Rok szkolny już na dobre się rozpoczął. Hogwartczycy przyzwyczaili się ponownie do wczesnego wstawania i rygoru jaki wprowadzili nauczyciele w codziennej nauce. Wszyscy uczniowie zgodnie twierdzili, że nauczyciel OPCM jest najgorszym z możliwych. Porównywali go do Mistrza Eliksirów. Profesor Braun był surowy, wredny i sarkastyczny. Wymagał od uczniów dużo za dużo. Szóstorocznym kazał rzucać zaklęć niewerbalnie, twierdząc, że już powinni to umieć. Lekcje były czysto praktyczne, jednak do zadań domowych musieli się wyjątkowo przykładać. Za każdy błąd lub brak jakiejś informacji obniżał ocenę o jeden stopień. Musieli się przyzwyczaić do ciągłych szyderstw i wyzwisk. Co poniektóre dziewczyny, te bardziej wrażliwe, lądowały u pielęgniarki prosząc o eliksir uspokajający. Jednak reszta dawała radę. Nicole podczas piątkowej Obrony jednak nie bardzo przejmowała się krzykami nauczyciela. Miała na głowie coś ważniejszego. Już w poniedziałek mijał czas, jaki miała na przeprowadzenie rozmowy z rodzicami. Dwa razy próbowała z nimi porozmawiać. Dwa razy kierowała się w stronę prywatnych kwater ochrony, jednak za każdym razem panikowała przed samymi drzwiami i uciekała. Obiecała sobie, że dzisiaj spróbuje jeszcze raz i nie ucieknie jak jakiś tchórz. Do trzech razy sztuka. Niestety na takie rozmyślania wybrała sobie zły moment. Z zamyślenia wyrwał ją głos ociekający jadem.
- A może panna Potter odpowie mi na pytanie? – Nicole spojrzała na profesora Brauna jakby dopiero teraz go zauważyła.
- Przepraszam, ale nie usłyszałam pytania – przyznała wiedząc, że nic nie wymyśli, w końcu nawet nie wiedziała jakie zaklęcie przerabiają.
- Tyle to widzę, że nie słuchałaś. Interesuje mnie raczej co było tak ważne, aby mieć w dupie to co wam tłumaczę.
- To nie było nic ważnego – odpowiedziała spokojnie, uważając, aby nie pyskować, bo wtedy tylko miałaby gorzej.

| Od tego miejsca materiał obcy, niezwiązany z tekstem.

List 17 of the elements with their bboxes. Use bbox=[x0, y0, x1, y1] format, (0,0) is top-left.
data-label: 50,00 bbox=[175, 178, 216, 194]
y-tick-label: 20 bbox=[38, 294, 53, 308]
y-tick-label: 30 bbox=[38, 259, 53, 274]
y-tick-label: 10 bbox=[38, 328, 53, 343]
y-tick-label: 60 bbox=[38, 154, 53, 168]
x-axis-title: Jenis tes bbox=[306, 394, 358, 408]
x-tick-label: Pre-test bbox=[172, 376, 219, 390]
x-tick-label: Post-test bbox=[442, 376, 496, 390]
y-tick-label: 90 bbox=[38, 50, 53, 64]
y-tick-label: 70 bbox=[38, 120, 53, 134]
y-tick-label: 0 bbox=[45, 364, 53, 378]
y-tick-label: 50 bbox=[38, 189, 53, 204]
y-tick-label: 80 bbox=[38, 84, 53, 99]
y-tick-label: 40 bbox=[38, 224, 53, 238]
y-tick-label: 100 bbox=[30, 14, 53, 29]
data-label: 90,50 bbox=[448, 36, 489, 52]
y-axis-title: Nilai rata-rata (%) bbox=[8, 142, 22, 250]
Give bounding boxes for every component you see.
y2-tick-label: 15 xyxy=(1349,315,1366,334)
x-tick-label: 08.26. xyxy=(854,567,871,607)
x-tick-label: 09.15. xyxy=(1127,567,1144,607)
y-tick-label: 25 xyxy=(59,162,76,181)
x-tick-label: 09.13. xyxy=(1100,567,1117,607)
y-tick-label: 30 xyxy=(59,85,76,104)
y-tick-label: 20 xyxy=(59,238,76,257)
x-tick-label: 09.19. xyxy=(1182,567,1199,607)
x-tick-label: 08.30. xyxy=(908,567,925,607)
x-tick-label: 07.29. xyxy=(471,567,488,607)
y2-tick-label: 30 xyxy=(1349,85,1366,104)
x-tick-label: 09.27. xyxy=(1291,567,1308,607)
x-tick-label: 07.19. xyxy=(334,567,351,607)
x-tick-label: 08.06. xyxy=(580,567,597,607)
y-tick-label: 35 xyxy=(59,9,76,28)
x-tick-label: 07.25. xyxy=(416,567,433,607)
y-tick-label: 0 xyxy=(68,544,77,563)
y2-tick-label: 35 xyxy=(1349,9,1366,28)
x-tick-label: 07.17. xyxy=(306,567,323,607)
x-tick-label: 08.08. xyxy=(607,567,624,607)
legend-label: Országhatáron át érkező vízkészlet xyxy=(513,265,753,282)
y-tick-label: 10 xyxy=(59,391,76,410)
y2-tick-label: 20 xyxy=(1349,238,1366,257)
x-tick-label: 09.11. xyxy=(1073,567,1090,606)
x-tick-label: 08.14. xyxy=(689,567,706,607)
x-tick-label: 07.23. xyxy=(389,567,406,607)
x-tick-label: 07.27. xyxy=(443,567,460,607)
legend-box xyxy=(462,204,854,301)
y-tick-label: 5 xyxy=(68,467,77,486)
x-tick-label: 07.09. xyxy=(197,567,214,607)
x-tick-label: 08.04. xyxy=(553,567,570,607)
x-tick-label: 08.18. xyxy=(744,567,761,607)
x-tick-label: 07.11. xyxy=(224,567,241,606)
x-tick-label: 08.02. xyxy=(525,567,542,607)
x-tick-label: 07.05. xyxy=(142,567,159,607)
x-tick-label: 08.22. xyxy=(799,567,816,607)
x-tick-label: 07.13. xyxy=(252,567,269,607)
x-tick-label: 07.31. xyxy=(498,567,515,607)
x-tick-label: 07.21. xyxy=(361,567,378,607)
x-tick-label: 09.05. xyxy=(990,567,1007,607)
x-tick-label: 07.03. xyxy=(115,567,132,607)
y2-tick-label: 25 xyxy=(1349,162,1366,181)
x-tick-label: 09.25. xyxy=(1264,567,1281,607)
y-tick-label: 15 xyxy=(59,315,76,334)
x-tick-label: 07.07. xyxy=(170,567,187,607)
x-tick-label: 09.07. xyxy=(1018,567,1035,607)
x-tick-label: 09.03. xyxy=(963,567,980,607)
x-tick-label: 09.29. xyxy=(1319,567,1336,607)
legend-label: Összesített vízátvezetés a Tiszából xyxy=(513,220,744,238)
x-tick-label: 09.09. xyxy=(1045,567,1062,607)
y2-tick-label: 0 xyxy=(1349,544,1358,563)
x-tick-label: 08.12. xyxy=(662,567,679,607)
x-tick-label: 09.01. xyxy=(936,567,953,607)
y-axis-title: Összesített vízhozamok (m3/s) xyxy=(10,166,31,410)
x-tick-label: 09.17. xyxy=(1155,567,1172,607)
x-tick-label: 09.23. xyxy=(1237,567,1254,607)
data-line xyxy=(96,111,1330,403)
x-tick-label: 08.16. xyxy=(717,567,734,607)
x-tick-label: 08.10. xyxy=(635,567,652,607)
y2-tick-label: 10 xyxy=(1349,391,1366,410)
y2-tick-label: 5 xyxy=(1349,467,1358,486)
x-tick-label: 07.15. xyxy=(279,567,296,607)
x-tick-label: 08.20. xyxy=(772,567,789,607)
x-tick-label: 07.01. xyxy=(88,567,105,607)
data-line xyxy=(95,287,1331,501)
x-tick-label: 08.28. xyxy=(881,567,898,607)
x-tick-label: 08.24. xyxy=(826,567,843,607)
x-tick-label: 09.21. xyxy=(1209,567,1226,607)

- Chcesz mi powiedzieć, że moją lekcję poświęcasz na jakieś bzdurne przemyślenia? – zapytał mściwie. To była ich druga lekcja Obrony, Nicole nie wiedziała dlaczego Braun tak się zachowuje. Wszystkim uczniom oprócz niej, Harry’ego i Malfoy’ów za takie przewinienie po prostu karał utratą punktów albo szlabanem, a ich zawsze podpuszczał do straty panowania nad sobą, aby móc dać im większą karę. Na końcu zawsze z sadystycznym uśmiechem wlepiał im szlaban lub odejmował większą niż zawsze liczbę punktów. Harry już jeden taki szlaban zdobył na poprzedniej lekcji, za to tylko, że odezwał się do Deana Thomasa.
- Przepraszam – wycedziła zdenerwowana już Nicole.
- Nie tym tonem, głupia dziewucho. Minus 15 punktów od Slytherinu za nie słuchanie. A za tą pyskówkę potowarzyszysz woźnemu podczas sobotniego wieczoru. Sprzątając kible będziesz miała mnóstwo czasu na rozmyślania. – Po tych słowach profesor wrócił do wykładu o zaklęciach niewerbalnych, a Nicole zaczęła słuchać nie chcąc stracić kolejnych punktów. Przyjaciele i Harry wysłali jej pocieszające spojrzenia, mówiące: Nie przejmuj się tym kretynem.
Po kolacji nie mówiąc nic przyjaciołom ruszyła do kwater swoich rodziców. Wiedziała, że teraz mają wolne. Ochroną zajmował się akurat ktoś inny. Zanim stchórzyła zapukała do drzwi, a po chwili ujrzała uśmiechniętą twarz swojej matki.
- Nicole, stało się coś?
- Nie – odpowiedziała ze ściśniętym gardłem, jednak opanowała się i już spokojnie powiedziała – tak tylko przyszłam. Jeśli przeszkadzam to pójdę.
- Nie, nie, nie. Wejdź. Cieszymy się, że przyszłaś. – Wchodząc zauważyła obecność Syriusza i Remusa. Usiadła na kanapie w niewielkim salonie obok Lunatyka. Trzy fotele zajęte były przez jej rodziców i Łapę.
- To opowiadaj jak tam pierwsze dni szkoły – zaczął Lupin.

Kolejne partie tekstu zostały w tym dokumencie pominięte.